After the Los Angeles Lakers placed Metta World Peace on waivers Thursday, the veteran forward plans to wave goodbye to the NBA.
World Peace does not want any team to attempt to pick him up, he indicated Friday. That includes the Los Angeles Clippers, who play in the same building as the Lakers, or the New York Knicks or Brooklyn Nets in his hometown.
"I don't really want to play for anybody," World Peace said Friday, according to ESPN.com. "I don't want to go anywhere. I want to go to China, or coach or play arena football."
World Peace recently came back from a trip to China, sparking an interest in playing there. He said he has contacted several teams and spoken with former Houston Rockets teammate Yao Ming about his club, the Shanghai Sharks.

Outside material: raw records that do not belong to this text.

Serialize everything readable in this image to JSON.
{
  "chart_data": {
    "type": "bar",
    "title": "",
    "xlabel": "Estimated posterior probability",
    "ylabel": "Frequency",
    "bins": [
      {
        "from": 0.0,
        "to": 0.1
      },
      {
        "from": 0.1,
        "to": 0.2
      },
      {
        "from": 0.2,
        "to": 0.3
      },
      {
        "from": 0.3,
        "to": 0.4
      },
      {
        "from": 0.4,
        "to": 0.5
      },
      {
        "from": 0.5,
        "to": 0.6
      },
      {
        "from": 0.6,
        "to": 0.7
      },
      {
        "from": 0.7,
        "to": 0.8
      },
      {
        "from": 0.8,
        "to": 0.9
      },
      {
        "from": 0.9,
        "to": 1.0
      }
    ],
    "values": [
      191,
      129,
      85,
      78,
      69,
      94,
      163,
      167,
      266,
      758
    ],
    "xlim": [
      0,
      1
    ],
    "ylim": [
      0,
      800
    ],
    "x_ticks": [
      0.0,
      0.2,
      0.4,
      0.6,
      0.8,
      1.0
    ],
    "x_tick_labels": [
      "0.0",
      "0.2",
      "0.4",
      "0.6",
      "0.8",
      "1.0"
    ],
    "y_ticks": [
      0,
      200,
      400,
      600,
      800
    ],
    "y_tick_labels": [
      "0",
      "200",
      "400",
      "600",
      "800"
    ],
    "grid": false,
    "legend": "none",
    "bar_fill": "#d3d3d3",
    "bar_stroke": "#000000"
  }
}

"You don't live twice," World Peace said. "You're not 33 twice. You won't be able to play in China at a good level again. I wouldn't be able to play in China again averaging, maybe, 40 or more points. That would be fun."
Wherever World Peace goes or whatever he does, the Lakers still own him $7.7 million next season. Other teams are able to claim him off waivers for 48 hours before he becomes a restricted free agent, giving him the freedom to sign with any team.

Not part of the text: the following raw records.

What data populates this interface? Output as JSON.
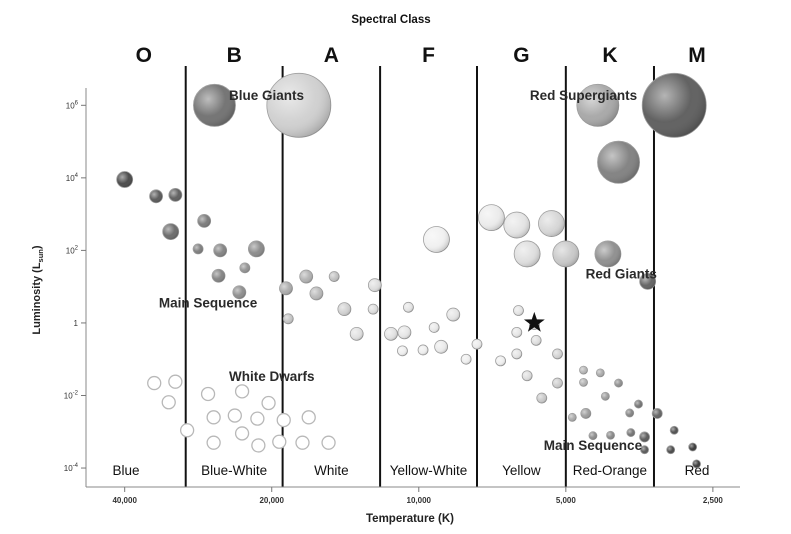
{
  "chart_data": {
    "type": "scatter",
    "title": "Spectral Class",
    "xlabel": "Temperature (K)",
    "ylabel": "Luminosity (L",
    "ylabel_sub": "sun",
    "ylabel_close": ")",
    "x_scale": "log",
    "x_reversed": true,
    "xlim": [
      48000,
      2200
    ],
    "y_scale": "log",
    "ylim": [
      3e-05,
      3000000
    ],
    "x_ticks": [
      {
        "value": 40000,
        "label": "40,000"
      },
      {
        "value": 20000,
        "label": "20,000"
      },
      {
        "value": 10000,
        "label": "10,000"
      },
      {
        "value": 5000,
        "label": "5,000"
      },
      {
        "value": 2500,
        "label": "2,500"
      }
    ],
    "y_ticks": [
      {
        "value": 1000000,
        "base": "10",
        "exp": "6"
      },
      {
        "value": 10000,
        "base": "10",
        "exp": "4"
      },
      {
        "value": 100,
        "base": "10",
        "exp": "2"
      },
      {
        "value": 1,
        "base": "1",
        "exp": ""
      },
      {
        "value": 0.01,
        "base": "10",
        "exp": "-2"
      },
      {
        "value": 0.0001,
        "base": "10",
        "exp": "-4"
      }
    ],
    "spectral_classes": [
      {
        "letter": "O",
        "color_name": "Blue",
        "t_hot": 48000,
        "t_cool": 30000
      },
      {
        "letter": "B",
        "color_name": "Blue-White",
        "t_hot": 30000,
        "t_cool": 19000
      },
      {
        "letter": "A",
        "color_name": "White",
        "t_hot": 19000,
        "t_cool": 12000
      },
      {
        "letter": "F",
        "color_name": "Yellow-White",
        "t_hot": 12000,
        "t_cool": 7600
      },
      {
        "letter": "G",
        "color_name": "Yellow",
        "t_hot": 7600,
        "t_cool": 5000
      },
      {
        "letter": "K",
        "color_name": "Red-Orange",
        "t_hot": 5000,
        "t_cool": 3300
      },
      {
        "letter": "M",
        "color_name": "Red",
        "t_hot": 3300,
        "t_cool": 2200
      }
    ],
    "region_labels": [
      {
        "text": "Blue Giants",
        "temp": 20500,
        "lum": 1400000
      },
      {
        "text": "Red Supergiants",
        "temp": 4600,
        "lum": 1400000
      },
      {
        "text": "Main Sequence",
        "temp": 27000,
        "lum": 2.7
      },
      {
        "text": "Red Giants",
        "temp": 3850,
        "lum": 17
      },
      {
        "text": "White Dwarfs",
        "temp": 20000,
        "lum": 0.025
      },
      {
        "text": "Main Sequence",
        "temp": 4400,
        "lum": 0.00031
      }
    ],
    "sun": {
      "temp": 5800,
      "lum": 1
    },
    "series": [
      {
        "group": "main_sequence",
        "points": [
          {
            "temp": 40000,
            "lum": 9000,
            "size": "s",
            "tone": "#444444"
          },
          {
            "temp": 34500,
            "lum": 3100,
            "size": "xs",
            "tone": "#555555"
          },
          {
            "temp": 31500,
            "lum": 3400,
            "size": "xs",
            "tone": "#5a5a5a"
          },
          {
            "temp": 32200,
            "lum": 330,
            "size": "s",
            "tone": "#666666"
          },
          {
            "temp": 27500,
            "lum": 650,
            "size": "xs",
            "tone": "#777777"
          },
          {
            "temp": 28300,
            "lum": 110,
            "size": "xxs",
            "tone": "#7a7a7a"
          },
          {
            "temp": 25500,
            "lum": 100,
            "size": "xs",
            "tone": "#808080"
          },
          {
            "temp": 21500,
            "lum": 110,
            "size": "s",
            "tone": "#888888"
          },
          {
            "temp": 25700,
            "lum": 20,
            "size": "xs",
            "tone": "#808080"
          },
          {
            "temp": 22700,
            "lum": 33,
            "size": "xxs",
            "tone": "#909090"
          },
          {
            "temp": 23300,
            "lum": 7,
            "size": "xs",
            "tone": "#8a8a8a"
          },
          {
            "temp": 18700,
            "lum": 9,
            "size": "xs",
            "tone": "#aaaaaa"
          },
          {
            "temp": 17000,
            "lum": 19,
            "size": "xs",
            "tone": "#b0b0b0"
          },
          {
            "temp": 16200,
            "lum": 6.5,
            "size": "xs",
            "tone": "#b8b8b8"
          },
          {
            "temp": 14900,
            "lum": 19,
            "size": "xxs",
            "tone": "#c0c0c0"
          },
          {
            "temp": 18500,
            "lum": 1.3,
            "size": "xxs",
            "tone": "#c4c4c4"
          },
          {
            "temp": 14200,
            "lum": 2.4,
            "size": "xs",
            "tone": "#d0d0d0"
          },
          {
            "temp": 12300,
            "lum": 11,
            "size": "xs",
            "tone": "#dddddd"
          },
          {
            "temp": 12400,
            "lum": 2.4,
            "size": "xxs",
            "tone": "#dddddd"
          },
          {
            "temp": 13400,
            "lum": 0.5,
            "size": "xs",
            "tone": "#e0e0e0"
          },
          {
            "temp": 11400,
            "lum": 0.5,
            "size": "xs",
            "tone": "#e2e2e2"
          },
          {
            "temp": 10500,
            "lum": 2.7,
            "size": "xxs",
            "tone": "#e4e4e4"
          },
          {
            "temp": 10700,
            "lum": 0.55,
            "size": "xs",
            "tone": "#e6e6e6"
          },
          {
            "temp": 9300,
            "lum": 0.75,
            "size": "xxs",
            "tone": "#e8e8e8"
          },
          {
            "temp": 8500,
            "lum": 1.7,
            "size": "xs",
            "tone": "#e4e4e4"
          },
          {
            "temp": 10800,
            "lum": 0.17,
            "size": "xxs",
            "tone": "#eeeeee"
          },
          {
            "temp": 9800,
            "lum": 0.18,
            "size": "xxs",
            "tone": "#eeeeee"
          },
          {
            "temp": 9000,
            "lum": 0.22,
            "size": "xs",
            "tone": "#eaeaea"
          },
          {
            "temp": 7600,
            "lum": 0.26,
            "size": "xxs",
            "tone": "#eaeaea"
          },
          {
            "temp": 8000,
            "lum": 0.1,
            "size": "xxs",
            "tone": "#eeeeee"
          },
          {
            "temp": 6800,
            "lum": 0.09,
            "size": "xxs",
            "tone": "#eeeeee"
          },
          {
            "temp": 6250,
            "lum": 2.2,
            "size": "xxs",
            "tone": "#e4e4e4"
          },
          {
            "temp": 6300,
            "lum": 0.55,
            "size": "xxs",
            "tone": "#e6e6e6"
          },
          {
            "temp": 5800,
            "lum": 0.9,
            "size": "xxs",
            "tone": "#e0e0e0"
          },
          {
            "temp": 5750,
            "lum": 0.33,
            "size": "xxs",
            "tone": "#dedede"
          },
          {
            "temp": 6300,
            "lum": 0.14,
            "size": "xxs",
            "tone": "#e4e4e4"
          },
          {
            "temp": 5200,
            "lum": 0.14,
            "size": "xxs",
            "tone": "#d2d2d2"
          },
          {
            "temp": 6000,
            "lum": 0.035,
            "size": "xxs",
            "tone": "#dddddd"
          },
          {
            "temp": 5200,
            "lum": 0.022,
            "size": "xxs",
            "tone": "#cccccc"
          },
          {
            "temp": 5600,
            "lum": 0.0085,
            "size": "xxs",
            "tone": "#c8c8c8"
          },
          {
            "temp": 4600,
            "lum": 0.05,
            "size": "xxxs",
            "tone": "#b4b4b4"
          },
          {
            "temp": 4250,
            "lum": 0.042,
            "size": "xxxs",
            "tone": "#a8a8a8"
          },
          {
            "temp": 4600,
            "lum": 0.023,
            "size": "xxxs",
            "tone": "#b0b0b0"
          },
          {
            "temp": 3900,
            "lum": 0.022,
            "size": "xxxs",
            "tone": "#8c8c8c"
          },
          {
            "temp": 4150,
            "lum": 0.0095,
            "size": "xxxs",
            "tone": "#9a9a9a"
          },
          {
            "temp": 4850,
            "lum": 0.0025,
            "size": "xxxs",
            "tone": "#a8a8a8"
          },
          {
            "temp": 4550,
            "lum": 0.0032,
            "size": "xxs",
            "tone": "#9a9a9a"
          },
          {
            "temp": 3700,
            "lum": 0.0033,
            "size": "xxxs",
            "tone": "#808080"
          },
          {
            "temp": 3550,
            "lum": 0.0058,
            "size": "xxxs",
            "tone": "#707070"
          },
          {
            "temp": 3250,
            "lum": 0.0032,
            "size": "xxs",
            "tone": "#606060"
          },
          {
            "temp": 4400,
            "lum": 0.00078,
            "size": "xxxs",
            "tone": "#888888"
          },
          {
            "temp": 4050,
            "lum": 0.0008,
            "size": "xxxs",
            "tone": "#858585"
          },
          {
            "temp": 3680,
            "lum": 0.00095,
            "size": "xxxs",
            "tone": "#6f6f6f"
          },
          {
            "temp": 3450,
            "lum": 0.00072,
            "size": "xxs",
            "tone": "#555555"
          },
          {
            "temp": 3000,
            "lum": 0.0011,
            "size": "xxxs",
            "tone": "#4a4a4a"
          },
          {
            "temp": 3050,
            "lum": 0.00032,
            "size": "xxxs",
            "tone": "#444444"
          },
          {
            "temp": 2750,
            "lum": 0.00038,
            "size": "xxxs",
            "tone": "#333333"
          },
          {
            "temp": 2700,
            "lum": 0.00013,
            "size": "xxxs",
            "tone": "#333333"
          },
          {
            "temp": 3450,
            "lum": 0.00032,
            "size": "xxxs",
            "tone": "#555555"
          }
        ]
      },
      {
        "group": "giants",
        "points": [
          {
            "temp": 26200,
            "lum": 1000000,
            "size": "L",
            "tone": "#6e6e6e"
          },
          {
            "temp": 17600,
            "lum": 1000000,
            "size": "XL",
            "tone": "#cfcfcf"
          },
          {
            "temp": 9200,
            "lum": 200,
            "size": "m",
            "tone": "#f0f0f0"
          },
          {
            "temp": 7100,
            "lum": 800,
            "size": "m",
            "tone": "#ebebeb"
          },
          {
            "temp": 6300,
            "lum": 500,
            "size": "m",
            "tone": "#e4e4e4"
          },
          {
            "temp": 5350,
            "lum": 550,
            "size": "m",
            "tone": "#d6d6d6"
          },
          {
            "temp": 6000,
            "lum": 80,
            "size": "m",
            "tone": "#dedede"
          },
          {
            "temp": 5000,
            "lum": 80,
            "size": "m",
            "tone": "#c8c8c8"
          },
          {
            "temp": 4100,
            "lum": 80,
            "size": "m",
            "tone": "#8c8c8c"
          },
          {
            "temp": 3400,
            "lum": 14,
            "size": "s",
            "tone": "#5e5e5e"
          },
          {
            "temp": 4300,
            "lum": 1000000,
            "size": "L",
            "tone": "#a6a6a6"
          },
          {
            "temp": 3900,
            "lum": 27000,
            "size": "L",
            "tone": "#7e7e7e"
          },
          {
            "temp": 3000,
            "lum": 1000000,
            "size": "XL",
            "tone": "#5a5a5a"
          }
        ]
      },
      {
        "group": "white_dwarfs",
        "points": [
          {
            "temp": 34800,
            "lum": 0.022,
            "size": "xs"
          },
          {
            "temp": 31500,
            "lum": 0.024,
            "size": "xs"
          },
          {
            "temp": 32500,
            "lum": 0.0065,
            "size": "xs"
          },
          {
            "temp": 27000,
            "lum": 0.011,
            "size": "xs"
          },
          {
            "temp": 23000,
            "lum": 0.013,
            "size": "xs"
          },
          {
            "temp": 20300,
            "lum": 0.0062,
            "size": "xs"
          },
          {
            "temp": 26300,
            "lum": 0.0025,
            "size": "xs"
          },
          {
            "temp": 23800,
            "lum": 0.0028,
            "size": "xs"
          },
          {
            "temp": 21400,
            "lum": 0.0023,
            "size": "xs"
          },
          {
            "temp": 18900,
            "lum": 0.0021,
            "size": "xs"
          },
          {
            "temp": 16800,
            "lum": 0.0025,
            "size": "xs"
          },
          {
            "temp": 29800,
            "lum": 0.0011,
            "size": "xs"
          },
          {
            "temp": 26300,
            "lum": 0.0005,
            "size": "xs"
          },
          {
            "temp": 23000,
            "lum": 0.0009,
            "size": "xs"
          },
          {
            "temp": 21300,
            "lum": 0.00042,
            "size": "xs"
          },
          {
            "temp": 19300,
            "lum": 0.00053,
            "size": "xs"
          },
          {
            "temp": 17300,
            "lum": 0.0005,
            "size": "xs"
          },
          {
            "temp": 15300,
            "lum": 0.0005,
            "size": "xs"
          }
        ]
      }
    ]
  }
}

It will not be the Knicks or Nets.
"I had a chance to play in New York (previously)," World Peace said. "I wanted to play in New York when I was in my prime and I was young, fierce, lock-down (defender). Madison Square Garden, that would have been sick. But right now, China is way more adventurous for me."
If he is truly finished with basketball, he would like to try his hand at football.
"I'm telling you, if I have a chance to play Arena football, I'm going to do it," World Peace said. "You guys will see me there, and you're going to be writing about it."
World Peace averaged 12.4 points and 5.0 rebounds last season for the Lakers but suffered a knee injury at the end of the year that required surgery.
"I'm definitely not going to be pounding my knee now that I'm amnestied," World Peace said. "I'm not even thinking about pounding my knee right now. I'm good with just where I'm at right now."